Born May 10, 1859, in Liptovsky Mikulás, now in Czechoslovakia; died Dec. 25,1942, in Zurich. Slovak engineer and scientist in the field of heat engineering.
Stodola graduated from the Polytechnic University of Budapest in 1878 and from the Technische Hochschule in Zurich in 1881. In 1883 and 1884 he studied at the universities of Berlin and Paris and at the Technische Hochschule in Berlin. From 1884 to 1892 he worked in machine-building plants. He was a professor at the Technische Hochschule in Zurich from 1892 to 1929.
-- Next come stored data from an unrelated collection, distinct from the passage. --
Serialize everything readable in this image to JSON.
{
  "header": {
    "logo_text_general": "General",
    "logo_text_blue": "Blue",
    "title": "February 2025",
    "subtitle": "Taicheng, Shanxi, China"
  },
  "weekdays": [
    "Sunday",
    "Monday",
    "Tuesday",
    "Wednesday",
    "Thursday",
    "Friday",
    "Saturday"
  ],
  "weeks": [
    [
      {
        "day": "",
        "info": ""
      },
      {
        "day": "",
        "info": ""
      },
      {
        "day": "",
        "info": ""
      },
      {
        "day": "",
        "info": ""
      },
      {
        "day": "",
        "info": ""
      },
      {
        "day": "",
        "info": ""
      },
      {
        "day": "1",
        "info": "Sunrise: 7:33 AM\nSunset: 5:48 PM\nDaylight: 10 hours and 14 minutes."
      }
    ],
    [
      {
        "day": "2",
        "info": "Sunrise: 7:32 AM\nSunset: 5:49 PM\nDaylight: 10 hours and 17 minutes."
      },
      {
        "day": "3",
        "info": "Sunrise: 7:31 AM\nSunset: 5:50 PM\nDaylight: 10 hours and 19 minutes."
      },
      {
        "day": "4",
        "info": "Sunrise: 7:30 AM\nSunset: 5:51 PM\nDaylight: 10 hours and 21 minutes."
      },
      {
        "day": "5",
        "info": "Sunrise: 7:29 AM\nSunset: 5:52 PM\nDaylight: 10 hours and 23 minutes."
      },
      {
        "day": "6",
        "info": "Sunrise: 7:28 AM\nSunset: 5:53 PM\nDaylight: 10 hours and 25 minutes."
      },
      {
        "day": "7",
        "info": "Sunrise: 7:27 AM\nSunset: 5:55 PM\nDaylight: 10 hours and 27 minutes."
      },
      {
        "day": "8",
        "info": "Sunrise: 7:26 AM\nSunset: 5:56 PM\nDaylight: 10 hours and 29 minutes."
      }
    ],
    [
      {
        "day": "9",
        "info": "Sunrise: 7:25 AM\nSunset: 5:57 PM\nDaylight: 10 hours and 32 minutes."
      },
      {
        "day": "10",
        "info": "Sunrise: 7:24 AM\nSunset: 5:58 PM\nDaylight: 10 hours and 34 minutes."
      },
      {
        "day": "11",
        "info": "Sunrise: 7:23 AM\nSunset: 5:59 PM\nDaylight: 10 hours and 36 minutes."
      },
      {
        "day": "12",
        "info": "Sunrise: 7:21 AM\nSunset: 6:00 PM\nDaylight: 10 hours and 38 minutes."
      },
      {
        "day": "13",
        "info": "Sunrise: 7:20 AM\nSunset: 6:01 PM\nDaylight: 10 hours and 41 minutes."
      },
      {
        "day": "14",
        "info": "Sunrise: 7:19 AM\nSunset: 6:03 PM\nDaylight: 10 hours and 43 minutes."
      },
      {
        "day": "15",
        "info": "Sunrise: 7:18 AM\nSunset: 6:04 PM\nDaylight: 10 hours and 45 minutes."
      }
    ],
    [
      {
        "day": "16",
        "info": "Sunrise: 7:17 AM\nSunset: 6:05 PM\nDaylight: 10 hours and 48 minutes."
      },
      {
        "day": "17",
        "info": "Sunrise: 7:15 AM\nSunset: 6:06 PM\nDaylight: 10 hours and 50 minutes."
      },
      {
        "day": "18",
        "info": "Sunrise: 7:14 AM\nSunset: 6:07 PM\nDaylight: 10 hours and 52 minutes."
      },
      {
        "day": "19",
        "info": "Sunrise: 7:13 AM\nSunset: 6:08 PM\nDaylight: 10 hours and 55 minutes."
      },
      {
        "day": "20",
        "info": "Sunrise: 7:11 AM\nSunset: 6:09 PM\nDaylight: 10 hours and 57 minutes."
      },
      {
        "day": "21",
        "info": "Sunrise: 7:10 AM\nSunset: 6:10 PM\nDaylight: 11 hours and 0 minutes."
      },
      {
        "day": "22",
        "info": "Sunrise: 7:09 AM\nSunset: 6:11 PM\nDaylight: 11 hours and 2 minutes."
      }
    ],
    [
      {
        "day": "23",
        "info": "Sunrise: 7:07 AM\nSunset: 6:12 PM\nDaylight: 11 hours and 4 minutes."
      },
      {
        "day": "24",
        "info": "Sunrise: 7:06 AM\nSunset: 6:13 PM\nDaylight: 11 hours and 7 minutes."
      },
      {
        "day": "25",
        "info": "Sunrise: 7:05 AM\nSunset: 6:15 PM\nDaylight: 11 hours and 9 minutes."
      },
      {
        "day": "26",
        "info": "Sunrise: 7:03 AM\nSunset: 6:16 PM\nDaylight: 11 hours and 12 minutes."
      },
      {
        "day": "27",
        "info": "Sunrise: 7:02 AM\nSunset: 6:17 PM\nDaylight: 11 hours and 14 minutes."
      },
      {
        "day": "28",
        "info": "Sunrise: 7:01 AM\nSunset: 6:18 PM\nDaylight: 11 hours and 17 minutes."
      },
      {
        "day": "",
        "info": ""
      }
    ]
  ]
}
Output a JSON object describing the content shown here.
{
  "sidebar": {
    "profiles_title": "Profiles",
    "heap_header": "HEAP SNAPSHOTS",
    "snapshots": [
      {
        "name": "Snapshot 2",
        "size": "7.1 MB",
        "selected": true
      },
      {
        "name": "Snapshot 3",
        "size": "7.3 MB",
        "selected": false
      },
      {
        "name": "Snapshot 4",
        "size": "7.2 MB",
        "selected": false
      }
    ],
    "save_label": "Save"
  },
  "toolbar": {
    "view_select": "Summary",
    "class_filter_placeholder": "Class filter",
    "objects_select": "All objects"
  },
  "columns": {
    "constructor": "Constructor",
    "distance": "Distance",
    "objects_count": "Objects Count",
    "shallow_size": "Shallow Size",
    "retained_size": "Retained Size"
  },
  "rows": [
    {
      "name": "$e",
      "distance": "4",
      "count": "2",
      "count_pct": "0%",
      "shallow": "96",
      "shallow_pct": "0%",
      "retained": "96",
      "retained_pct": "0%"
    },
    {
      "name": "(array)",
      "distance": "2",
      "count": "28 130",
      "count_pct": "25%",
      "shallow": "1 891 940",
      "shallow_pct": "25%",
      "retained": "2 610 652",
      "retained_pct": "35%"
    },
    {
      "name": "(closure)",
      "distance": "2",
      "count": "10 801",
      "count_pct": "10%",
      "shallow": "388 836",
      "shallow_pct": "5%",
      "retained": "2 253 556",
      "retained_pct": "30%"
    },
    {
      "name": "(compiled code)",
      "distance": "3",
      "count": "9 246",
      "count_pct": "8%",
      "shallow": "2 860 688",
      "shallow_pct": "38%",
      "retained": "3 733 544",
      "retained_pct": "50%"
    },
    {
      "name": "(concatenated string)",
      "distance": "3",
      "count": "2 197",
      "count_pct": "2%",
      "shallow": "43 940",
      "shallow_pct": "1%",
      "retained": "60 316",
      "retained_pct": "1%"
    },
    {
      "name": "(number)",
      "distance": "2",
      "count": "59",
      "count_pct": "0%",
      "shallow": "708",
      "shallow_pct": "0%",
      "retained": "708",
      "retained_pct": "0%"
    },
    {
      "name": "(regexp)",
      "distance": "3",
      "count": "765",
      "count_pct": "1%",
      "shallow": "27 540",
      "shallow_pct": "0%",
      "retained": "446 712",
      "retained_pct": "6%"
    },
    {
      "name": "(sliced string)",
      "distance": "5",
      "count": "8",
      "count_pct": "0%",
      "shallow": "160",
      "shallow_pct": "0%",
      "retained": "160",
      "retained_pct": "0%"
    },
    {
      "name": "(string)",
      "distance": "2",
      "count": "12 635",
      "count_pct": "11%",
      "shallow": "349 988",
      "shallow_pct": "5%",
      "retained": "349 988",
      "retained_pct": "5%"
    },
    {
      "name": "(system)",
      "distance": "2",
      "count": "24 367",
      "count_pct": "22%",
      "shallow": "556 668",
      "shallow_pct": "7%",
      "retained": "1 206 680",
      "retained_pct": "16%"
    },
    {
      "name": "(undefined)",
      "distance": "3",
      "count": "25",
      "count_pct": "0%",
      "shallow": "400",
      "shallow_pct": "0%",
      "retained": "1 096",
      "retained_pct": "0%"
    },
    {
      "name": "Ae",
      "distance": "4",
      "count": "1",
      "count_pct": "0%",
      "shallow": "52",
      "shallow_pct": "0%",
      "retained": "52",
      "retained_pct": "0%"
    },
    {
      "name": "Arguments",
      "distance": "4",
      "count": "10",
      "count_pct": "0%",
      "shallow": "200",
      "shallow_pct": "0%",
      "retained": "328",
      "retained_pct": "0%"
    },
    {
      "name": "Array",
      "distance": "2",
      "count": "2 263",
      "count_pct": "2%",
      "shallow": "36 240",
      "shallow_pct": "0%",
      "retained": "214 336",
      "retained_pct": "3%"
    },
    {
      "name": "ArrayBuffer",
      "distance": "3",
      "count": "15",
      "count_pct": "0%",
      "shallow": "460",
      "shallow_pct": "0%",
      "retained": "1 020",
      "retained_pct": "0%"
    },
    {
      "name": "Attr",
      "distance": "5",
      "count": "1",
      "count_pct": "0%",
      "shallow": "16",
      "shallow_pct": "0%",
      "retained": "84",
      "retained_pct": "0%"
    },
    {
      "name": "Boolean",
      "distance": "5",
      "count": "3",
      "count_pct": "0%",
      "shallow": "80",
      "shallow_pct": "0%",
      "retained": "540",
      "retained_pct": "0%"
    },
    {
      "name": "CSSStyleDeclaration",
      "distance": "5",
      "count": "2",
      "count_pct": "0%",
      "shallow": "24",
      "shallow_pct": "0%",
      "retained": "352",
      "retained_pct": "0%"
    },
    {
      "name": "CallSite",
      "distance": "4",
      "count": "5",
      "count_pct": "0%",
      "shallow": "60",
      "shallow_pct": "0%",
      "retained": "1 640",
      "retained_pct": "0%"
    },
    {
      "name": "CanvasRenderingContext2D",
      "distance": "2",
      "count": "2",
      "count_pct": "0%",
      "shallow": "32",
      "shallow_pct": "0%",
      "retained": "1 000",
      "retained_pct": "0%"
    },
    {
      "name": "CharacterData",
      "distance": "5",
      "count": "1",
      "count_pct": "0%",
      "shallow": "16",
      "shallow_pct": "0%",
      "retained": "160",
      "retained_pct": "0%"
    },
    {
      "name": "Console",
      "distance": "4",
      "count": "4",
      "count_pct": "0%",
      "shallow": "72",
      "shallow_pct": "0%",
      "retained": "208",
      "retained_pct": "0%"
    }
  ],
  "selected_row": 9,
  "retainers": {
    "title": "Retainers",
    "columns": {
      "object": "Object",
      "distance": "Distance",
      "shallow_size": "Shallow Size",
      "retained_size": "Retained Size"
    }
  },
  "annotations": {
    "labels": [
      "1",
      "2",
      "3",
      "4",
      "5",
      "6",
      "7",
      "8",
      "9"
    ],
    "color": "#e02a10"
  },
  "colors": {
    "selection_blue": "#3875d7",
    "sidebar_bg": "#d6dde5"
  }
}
Stodola’s research dealt mainly with the thermodynamic and aerohydrodynamic theories and with the analysis of steam and gas turbines, as well as with the theory of automatic control and the theory of circulation in centrifugal compressors. He studied nozzles operating in variable regimes, and he investigated the conversion of energy at turbine blades, the leakage of steam through labyrinth seals, and the supercooling of steam upon exhaust. Stodola proposed engineering methods for analyzing turbine vibrations and the strength of the blades, disks, shafts, and rotors of high-speed steam turbines (Laval turbine), and he extended the methods of I. A. Vyshnegradskii for analyzing direct-action regulators to systems of indirect control. In his research on the stability of control systems, begun in the 1890’s, he posed the mathematical problem that came to be known as the Hurwitz problem.